É difícil argumentar, no caso dos supermercados do Reino Unido, que espremer os fornecedores os ajudou a acumular grandes lucros. As margens operacionais dos supermercados listados Sainsbury’s, Tesco e Wm Morrison estão entre 0 e 3 por cento. Suas ações tiveram desempenho inferior ao do FTSE 100 por mais de uma década.
Nas últimas décadas, as autoridades antitruste têm relaxado quanto ao aumento do poder do comprador, desde que isso não prejudique o consumidor. Na verdade, quando os supermercados britânicos Asda e Sainsbury’s quiseram se fundir em 2018, eles argumentaram que, ao se tornarem um comprador ainda maior, poderiam extrair preços mais baixos dos fornecedores para beneficiar os clientes (no final, a fusão foi bloqueada, mas não por causa de preocupações sobre o poder do comprador )
Mas a política está começando a mudar. Na Alemanha, o governo reprimiu a terceirização de empregos em matadouros, o que gerou condições miseráveis para os trabalhadores e agravou os surtos de Covid-19.
“A carne é muito barata”, disse a ministra da Agricultura, Julia Klöckner. Ela também fez novas regras sobre como os supermercados podem tratar os fornecedores.
Nos EUA, Lina Khan, a nova presidente da Federal Trade Commission, quer transformar a abordagem da regulamentação antitruste. Ela argumentou que “focar no bem-estar do consumidor desconsidera a série de outras maneiras pelas quais a concentração excessiva pode nos prejudicar – permitindo que as empresas pressionem fornecedores e produtores [and] colocando em perigo a estabilidade do sistema “.

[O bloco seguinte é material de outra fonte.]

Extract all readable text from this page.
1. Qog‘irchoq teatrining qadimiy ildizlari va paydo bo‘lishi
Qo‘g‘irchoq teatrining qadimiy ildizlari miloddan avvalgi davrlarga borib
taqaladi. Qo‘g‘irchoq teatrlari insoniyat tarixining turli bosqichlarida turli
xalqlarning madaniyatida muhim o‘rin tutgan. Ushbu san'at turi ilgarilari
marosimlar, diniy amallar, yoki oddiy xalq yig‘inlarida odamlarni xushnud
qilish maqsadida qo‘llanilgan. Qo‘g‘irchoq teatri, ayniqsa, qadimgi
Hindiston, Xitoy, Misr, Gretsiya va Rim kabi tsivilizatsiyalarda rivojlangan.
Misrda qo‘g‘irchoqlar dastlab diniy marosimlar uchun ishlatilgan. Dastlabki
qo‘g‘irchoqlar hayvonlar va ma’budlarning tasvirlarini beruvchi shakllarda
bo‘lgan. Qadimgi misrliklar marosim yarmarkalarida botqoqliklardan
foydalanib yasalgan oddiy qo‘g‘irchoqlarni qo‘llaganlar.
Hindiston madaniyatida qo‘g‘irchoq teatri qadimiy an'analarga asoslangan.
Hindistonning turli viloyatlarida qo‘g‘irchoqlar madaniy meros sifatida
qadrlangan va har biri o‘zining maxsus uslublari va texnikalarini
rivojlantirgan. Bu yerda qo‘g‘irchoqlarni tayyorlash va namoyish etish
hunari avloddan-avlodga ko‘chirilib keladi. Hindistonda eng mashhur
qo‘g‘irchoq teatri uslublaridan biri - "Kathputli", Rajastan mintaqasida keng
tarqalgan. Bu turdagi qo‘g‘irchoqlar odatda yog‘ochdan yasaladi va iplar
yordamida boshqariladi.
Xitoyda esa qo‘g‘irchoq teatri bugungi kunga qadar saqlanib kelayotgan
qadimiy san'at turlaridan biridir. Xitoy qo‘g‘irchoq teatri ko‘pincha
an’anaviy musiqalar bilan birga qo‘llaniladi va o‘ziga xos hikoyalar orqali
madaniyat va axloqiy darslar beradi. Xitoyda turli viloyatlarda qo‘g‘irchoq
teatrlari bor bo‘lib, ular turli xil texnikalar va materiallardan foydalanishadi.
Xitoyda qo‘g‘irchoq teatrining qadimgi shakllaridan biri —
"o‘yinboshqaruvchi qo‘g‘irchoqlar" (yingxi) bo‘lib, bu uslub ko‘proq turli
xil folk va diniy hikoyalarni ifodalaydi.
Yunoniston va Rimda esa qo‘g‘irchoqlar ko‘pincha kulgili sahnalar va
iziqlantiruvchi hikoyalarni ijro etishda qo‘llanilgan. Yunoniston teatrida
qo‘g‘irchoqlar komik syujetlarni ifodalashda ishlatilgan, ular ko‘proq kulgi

Um artigo de 2018 sobre a economia dos Estados Unidos descobriu que a dependência de grandes compradores reduz os salários pagos pelos fornecedores e é responsável por 10% da estagnação salarial em empresas não financeiras desde os anos 1970. A inovação e o investimento também podem ter sofrido. Um artigo sobre a indústria suína do Reino Unido concluiu que as relações na cadeia de suprimentos eram muito adversas, desorganizadas e incertas para sustentar o investimento dos produtores e processadores.
Finalmente, houve um custo para a resiliência da cadeia de suprimentos. Um sistema sem folga, onde fornecedores e trabalhadores são forçados ao máximo por compradores poderosos, pode ser eficiente na maior parte do tempo. Mas, como acabamos de descobrir, quando há um choque, esse sistema pode desmoronar rapidamente.
Os preços baixos são importantes para os consumidores, especialmente aqueles de baixa renda. Mas, na busca obstinada desse objetivo, trocamos resiliência por eficiência. Agora estamos pagando o preço.